Ecuador condiciona la retirada de la tasa a un compromiso efectivo de cooperación por parte de Colombia en la frontera común
Una tasa ligada a la seguridad fronteriza
Noboa ha explicado que la tasa de seguridad del 30% se mantendrá activa “hasta que exista un compromiso real para enfrentar juntos el narcotráfico y la minería ilegal en la frontera”, subrayando que Ecuador está asumiendo en solitario un esfuerzo que debería ser compartido.
Según el mandatario, las Fuerzas Armadas ecuatorianas continúan enfrentándose a grupos criminales vinculados al narcotráfico sin contar con una cooperación efectiva del lado colombiano, pese a los reiterados llamados al diálogo.

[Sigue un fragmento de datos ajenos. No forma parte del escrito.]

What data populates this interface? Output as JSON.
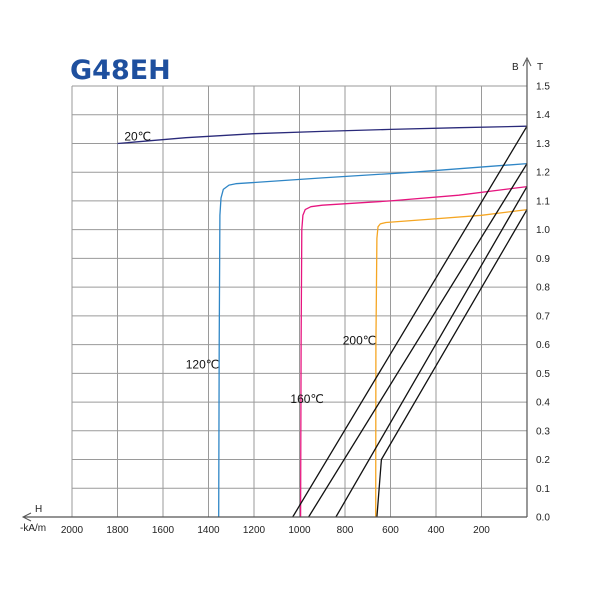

El Gobierno ecuatoriano denuncia que sus fuerzas de seguridad actúan sin apoyo colombiano frente a redes criminales transfronterizas
Un déficit comercial superior a 854 millones de euros
El presidente ecuatoriano también ha puesto el foco en el desequilibrio comercial entre ambos países como uno de los elementos que agravan la situación. Noboa ha señalado que Ecuador mantiene un déficit comercial con Colombia superior a 854 millones de euros anuales, cifra que, según afirma, no ha impedido que Quito intente mantener una relación de cooperación.
Principales datos económicos citados por el Gobierno ecuatoriano:
| Concepto | Importe |
|---|---|
| Déficit comercial anual de Ecuador con Colombia | 854 millones de euros |
| Tasa de seguridad a las importaciones | 30% |
| Fecha de entrada en vigor | 1 de febrero |
Quito subraya que ha mantenido la cooperación pese a un fuerte déficit comercial con Colombia
Condición para levantar la medida
Noboa ha sido explícito al señalar que la retirada de la tasa dependerá exclusivamente de acciones firmes y verificables por parte de Colombia en la lucha contra el narcotráfico y la minería ilegal en la frontera compartida.
“Mientras hemos insistido en el diálogo, nuestros militares siguen enfrentando a grupos criminales atados al narcotráfico en la frontera sin cooperación alguna”, ha afirmado el presidente, reforzando el mensaje de que la medida tiene un carácter temporal pero condicionado.
La decisión abre un nuevo foco de tensión comercial y diplomática entre ambos países andinos, con impacto directo sobre los flujos de importación a partir de febrero.